L'attentato alla Procura Generale si spiega con la paura della 'ndrangheta per l'offensiva dello Stato che negli ultimi tempi ha messo la malavita Calabrese con le spalle al muro
Quando, nel 2008, a Reggio arrivava da Palermo il nuovo procuratore della Repubblica, Giuseppe Pignatone, la ‘ndrangheta era riuscita a piazzare una microspia nell’ufficio di uno dei sostituti più impegnati della Dda, Nicola Gratteri. Uno dei primi atti di Pignatone fu quello di disporre una bonifica elettronica della Procura: saltò fuori la microspia, posta per intercettare le conversazioni fra i magistrati e gli investigatori sulle inchieste cruciali riguardanti la ‘ndrangheta. L’inchiesta aveva poi accertato che il dispositivo elettronico era a breve gittata: significa che chi ascoltava si trovava all’interno del palazzo di giustizia! Molto probabilmente la ‘ndrangheta potrebbe contare su alcune talpe, e quella cimice doveva essere il benvenuto dei padrini a Pignatone e alla sua squadra.
Già: una squadra. Perchè alla squadra antimafia reggina sono indirizzati gli atti intimidatori di queste ore. Quando, poco più di un anno e mezzo fa, Pignatone arrivava a Reggio da Palermo, non era solo. Insieme a lui c’era anche un altro pezzo grosso della lotta alla criminalità organizzata, Michele Prestipino, oggi procuratore aggiunto a Reggio Calabria: i due in Sicilia hanno coordinato tante inchieste sulla mafia, l’ultima quella sul capo dei capi di Cosa Nostra Bernardo Provenzano, ammanettato da Renato Cortese, anche lui oggi a Reggio come capo della squadra mobile.
La corazzata antimafia ha subito dato man forte a quei pubblici ministeri, tra cui Nicola Gratteri, che da decenni lavorano a Reggio portando avanti delicate inchieste sulla ‘ndrangheta.
La nuova squadra dell’antimafia reggina sta facendo tremare la criminalità oraganizzata Calabrese. Di recente è arrivato anche il nuovo corso della Procura generale, guidata da Salvatore Di Landro, a cui saranno consegnati a breve processi d’appello delicati, quelli sull’omicidio di Salvatore Fortugno, sulla strage di Duisburg e sulle infiltrazioni criminali sull’autostrada Salerno-Reggio Calabria. Tutti processi che in primo grado si sono conclusi con numerosi ergastoli e pesantissime condanne che, se confermate, saranno una gravissima batosta per la ‘ndrangheta.

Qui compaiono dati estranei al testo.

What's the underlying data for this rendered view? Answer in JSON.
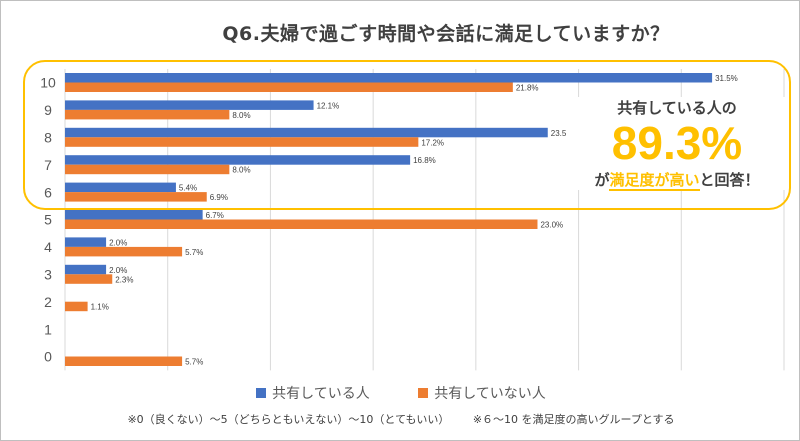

Il pool antomafia reggino ha prodotto un’offensiva senza precedenti: la Procura di Reggio insieme a quella di Palermo è quella che ha registrato più operazioni antimafia con centinaia e centinaia di arresti. Sono stati individuati i canali di approvvigionamento della cocaina e del riciclaggio, arrestati 49 boss latitanti, Giuseppe De Stefano su tutti, e sono stati sequestrati beni per 800 milioni di euro.
Di recente, le inchieste hanno portato al sequestro di decine di beni tra i quali lo storico Cafè de Paris di via Veneto, a Roma, e di altri locali che in pochi anni erano passati nelle mani della criminalità organizzata calabrese.
Ecco perchè i clan hanno alzato il tiro: non si aspettavano un’offensiva così determinata e veloce, e adesso hanno tanta paura.
A mettere i puntini sulle -i- ci pensa proprio il Procuratore generale della repubblica di Reggio Calabria, Salvatore Di Landro, che nel corso della conferenza stampa tenutasi nel pomeriggio in Prefettura, ha spiegato come le cosche erano convinte che -in Appello si sistema tutto-. Una convinzione venuta fuori in numerose dichiarazioni di pentiti e anche in diverse intercettazioni telefoniche. Di Landro ha dichiarato che -forse qualcuno si era illuso che tenessimo un profilo più basso, cosa sbagliata, perché noi non ci arrendiamo mai. I criminali sono portati a pensare che nel processo d’appello le cose si sistemano, quando questo non avviene, quando anche qui si rendono conto che i processi vengono trattati con pari impegno, qualcuno può avere la tentazione di reagire. Le cosche tradizionali si dividono il territorio con una capillarità impressionate, quindi sappiamo bene qual è il confine della giurisdizione tra due clan. In questo caso, però, visto che hanno colpito le istituzioni la decisione deve essere stata presa collegialmente da tutte le ‘ndrine della zona-.
Ma lo Stato continua a garantire che non si arrenderà e che anzi le Istituzioni continueranno a fare il loro lavoro con sempre più impegno e serietà.